An IC/ES report on Nov. 21 showed the county was second only to the Timiskaming Health Unit in the number of cases returning positive for COVID from Ontario labs.
The Windsor-Essex percent positivity rate was at 7.12 per cent, more than double the reported provincial average at the time which was 2.91 per cent.
Hamilton checked in at just 2.21 per cent in that analysis.
Hamilton COVID cases to remain low with more vaccinations and no new variant
Public health is anticipating that the city’s cases and hospitalizations will remain low through to the end of January assuming no new variant emerges, current vaccinations rates remain consistent, and COVID health measures are maintained.
Experts laid out the latest Scarsin forecasting on Monday which is suggesting only about 1,100 new cases and 44 hospitalizations between now and Jan. 31, if measures like masking and social distancing are maintained.
An alternative scenario predicts more transmission with increased indoor activity and further “reopening” by the province equating to a potential spike to 1,804 by the end of January with 68 hospitalizations and potentially seven deaths.
“Keep in mind that both of these scenarios include the anticipated benefits of vaccinating children five to 11, ” epidemiologist Ruth Sanderson told city councillors.
“So the difference between these two scenarios, which is just related to public health measures, is 675 cases between now and the end of January.”
Hamilton public health expects the daily COVID-19 case rate to average around 45 new infections per day between Dec. 6, 2021 and the end of January 2022.
Sanderson said the worst case projection sees the daily case rate reaching 95 per day by the end of January, while the best case could be 20 or lower on average.
“We saw that cases will primarily be in the younger age groups and a third of those under 19,” Sanderson said.
“Unfortunately, nearly two thirds of hospital admissions will be in those 20 to 59, and another 21 per cent will be in those 60 to 79.”
Hamilton reports 101 new COVID-19 cases over the weekend
Public health reported 101 new COVID-19 cases in Hamilton over the weekend which bumped up the average number of daily cases seen over the past seven days from 28 reported on Friday to 30 as of Dec. 6.
Active cases dropped over the weekend to 231 from Friday’s reported 280.
More than 73 per cent of active cases are in people under the age of 50, while 36 per cent are under 30.
The city revealed three new outbreaks on the weekend at a pair of businesses and a group home. Public health closed two other surges that started in late November at an elementary school and a workplace.
As of Monday morning there were 14 reported outbreaks involving 40 total cases in the city. Six of those are with local schools tied to 19 cases.
City health officials say schools have been producing about five cases per day since late October, with the largest incidences among those aged 5 to 11.
In the last 14 days, both public boards have reported 73 cases, with 47 among students.
Hospitals in Hamilton are reporting a combined 19 COVID-19 patients as of Monday, four more than the 15 reported on Friday.
Both St.
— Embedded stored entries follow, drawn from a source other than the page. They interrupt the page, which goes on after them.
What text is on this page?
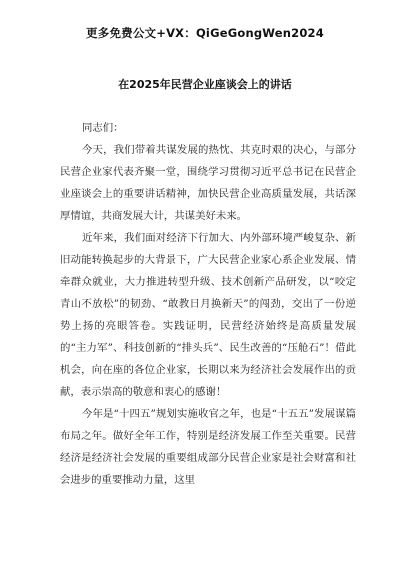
更多免费公文+VX：QiGeGongWen2024
在2025年民营企业座谈会上的讲话

同志们：

今天，我们带着共谋发展的热忱、共克时艰的决心，与部分民营企业家代表齐聚一堂，围绕学习贯彻习近平总书记在民营企业座谈会上的重要讲话精神，加快民营企业高质量发展，共话深厚情谊，共商发展大计，共谋美好未来。

近年来，我们面对经济下行加大、内外部环境严峻复杂、新旧动能转换起步的大背景下，广大民营企业家心系企业发展、情牵群众就业，大力推进转型升级、技术创新产品研发，以“咬定青山不放松”的韧劲、“敢教日月换新天”的闯劲，交出了一份逆势上扬的亮眼答卷。实践证明，民营经济始终是高质量发展的“主力军”、科技创新的“排头兵”、民生改善的“压舱石”！借此机会，向在座的各位企业家，长期以来为经济社会发展作出的贡献，表示崇高的敬意和衷心的感谢！

今年是“十四五”规划实施收官之年，也是“十五五”发展谋篇布局之年。做好全年工作，特别是经济发展工作至关重要。民营经济是经济社会发展的重要组成部分民营企业家是社会财富和社会进步的重要推动力量，这里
Joe’s and Hamilton Health Sciences are averaging less than one new hospital admission each day.
Over 83.6% of eligible Hamiltonians 12-plus fully vaccinated
Hamilton’s health partners administered close to 7,800 vaccine doses over the weekend, with Friday recording the largest intake — 3,316 shots.
The city has seen about a 40-per cent increase in doses administered over the past seven days compared to the previous seven, largely due to a COVID-19 vaccine becoming available to kids aged five through 11.
As of Sunday, 83.6 per cent of eligible Hamiltonians over the age of 12 have been fully vaccinated while 86.4 per cent have had at least a single dose. The city is still behind the provincial average which has 87.3 per cent fully vaccinated, while 90 per cent have had at least one vaccine dose.
Residents aged 70 to 84 have reached the Ministry of Health’s target of 90 per cent first and second dose coverage.
Hamiltonians aged 25 to 29 represent the lowest vaccination rates of those eligible in the community at just over 73.7 per cent fully vaccinated.